To my knowledge no living species of the gar family is viviparous.

Placenta of the gray four-eyed opossum

The gray four-eyed opossum (Philander opossum) by André de Souza Pereira
Wikipedia Commons CC BY-SA 3.0

The gray four-eyed opossum (Philander opossum) is widely distributed in South and Central America. Its placentation has been described from animals caught on Barro Colorado Island in Panama (here).

Yolk sac of Philander opossum. The sinus terminalis marks the transition
between the avascular and vascular portions.
Courtesy of Dr. Allen C. Enders

As in the Virginia opossum, the yolk sac is comprised of avascular and vascular portions. The avascular part follows the contours of the uterine epithelium (at left in the figure).
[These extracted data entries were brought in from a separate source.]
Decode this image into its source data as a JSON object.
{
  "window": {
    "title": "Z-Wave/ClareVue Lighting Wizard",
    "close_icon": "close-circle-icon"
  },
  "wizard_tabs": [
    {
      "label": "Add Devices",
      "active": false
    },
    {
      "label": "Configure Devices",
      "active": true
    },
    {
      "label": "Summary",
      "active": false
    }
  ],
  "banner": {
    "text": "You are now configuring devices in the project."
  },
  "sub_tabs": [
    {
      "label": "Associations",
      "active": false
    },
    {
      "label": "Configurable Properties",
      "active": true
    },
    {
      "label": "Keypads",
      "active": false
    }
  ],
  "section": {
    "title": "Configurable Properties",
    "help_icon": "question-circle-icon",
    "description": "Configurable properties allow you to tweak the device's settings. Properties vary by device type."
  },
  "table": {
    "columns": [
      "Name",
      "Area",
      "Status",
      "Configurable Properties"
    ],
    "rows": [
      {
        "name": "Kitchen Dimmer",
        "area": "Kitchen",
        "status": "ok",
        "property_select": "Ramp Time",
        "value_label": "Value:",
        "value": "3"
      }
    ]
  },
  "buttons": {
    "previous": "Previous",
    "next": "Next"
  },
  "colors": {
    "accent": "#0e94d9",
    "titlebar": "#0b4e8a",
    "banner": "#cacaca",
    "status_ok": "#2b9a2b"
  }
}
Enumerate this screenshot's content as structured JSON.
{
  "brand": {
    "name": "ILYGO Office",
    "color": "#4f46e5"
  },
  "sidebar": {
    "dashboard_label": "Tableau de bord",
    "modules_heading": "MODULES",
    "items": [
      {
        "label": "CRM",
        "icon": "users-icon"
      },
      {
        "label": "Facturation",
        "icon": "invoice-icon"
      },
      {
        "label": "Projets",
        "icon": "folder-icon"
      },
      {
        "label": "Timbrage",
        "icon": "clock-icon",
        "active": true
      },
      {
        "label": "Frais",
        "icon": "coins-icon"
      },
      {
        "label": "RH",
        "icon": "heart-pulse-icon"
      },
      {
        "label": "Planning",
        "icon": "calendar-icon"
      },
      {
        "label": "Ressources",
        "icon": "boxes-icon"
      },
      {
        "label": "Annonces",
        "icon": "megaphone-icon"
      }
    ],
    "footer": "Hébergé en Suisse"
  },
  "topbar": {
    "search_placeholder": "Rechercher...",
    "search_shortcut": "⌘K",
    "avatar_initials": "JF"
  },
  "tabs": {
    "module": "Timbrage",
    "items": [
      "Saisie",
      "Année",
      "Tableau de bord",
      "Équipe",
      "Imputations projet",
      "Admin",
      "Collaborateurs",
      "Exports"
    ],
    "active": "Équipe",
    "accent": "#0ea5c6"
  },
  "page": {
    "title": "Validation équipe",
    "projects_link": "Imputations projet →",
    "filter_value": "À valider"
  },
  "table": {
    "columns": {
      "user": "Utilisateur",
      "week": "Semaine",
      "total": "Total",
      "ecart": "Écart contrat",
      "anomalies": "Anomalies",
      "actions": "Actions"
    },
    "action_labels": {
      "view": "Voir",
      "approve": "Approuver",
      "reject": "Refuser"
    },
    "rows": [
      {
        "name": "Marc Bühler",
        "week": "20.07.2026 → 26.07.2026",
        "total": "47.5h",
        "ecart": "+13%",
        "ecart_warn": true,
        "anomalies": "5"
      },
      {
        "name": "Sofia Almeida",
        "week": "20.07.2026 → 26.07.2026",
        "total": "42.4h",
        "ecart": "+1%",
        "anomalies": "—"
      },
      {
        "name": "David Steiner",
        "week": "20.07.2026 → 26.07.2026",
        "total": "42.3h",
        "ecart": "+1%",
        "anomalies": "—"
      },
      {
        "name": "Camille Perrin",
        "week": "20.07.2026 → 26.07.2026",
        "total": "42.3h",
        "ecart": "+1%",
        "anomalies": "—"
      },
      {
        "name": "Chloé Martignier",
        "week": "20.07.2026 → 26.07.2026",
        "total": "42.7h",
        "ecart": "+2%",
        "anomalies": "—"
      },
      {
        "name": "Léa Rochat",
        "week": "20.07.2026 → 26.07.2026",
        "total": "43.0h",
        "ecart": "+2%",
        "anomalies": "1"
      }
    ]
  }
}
The vascular portion attaches to it (at right).

Semi-thin section of vascular yolk sac (at top) and fold in the uterine
wall (below) in Philander opossum.
Courtesy of Dr. Allen C. Enders

The study of Philander by Enders and Enders was the first to show invasive trophoblast in a marsupial. In the figure there is a fold of uterine wall with intact epithelium at left and right, but this has disappeared at the centre of the fold, which is occupied by large trophoblast cells. Subsequently invasive trophoblast has been described in another opossum (Monodelphis domestica) and in an Australian marsupial (Sminthopsis crassicaudata).

Photomontage of a section through one uterus of Philander opossum.
The two fetuses share a common yolk sac, but each has its own
allantoic sac one of which can be seen.
Courtesy of Dr. Allen C. Enders

An unusual feature in Philander is that two or more fetuses share a common yolk sac. However, each has its own allantoic sac. The allantois never makes contact with the trophoblast (it remains within the small exocoelom). It may serve as a receptacle for urine secreted by the mesonephros.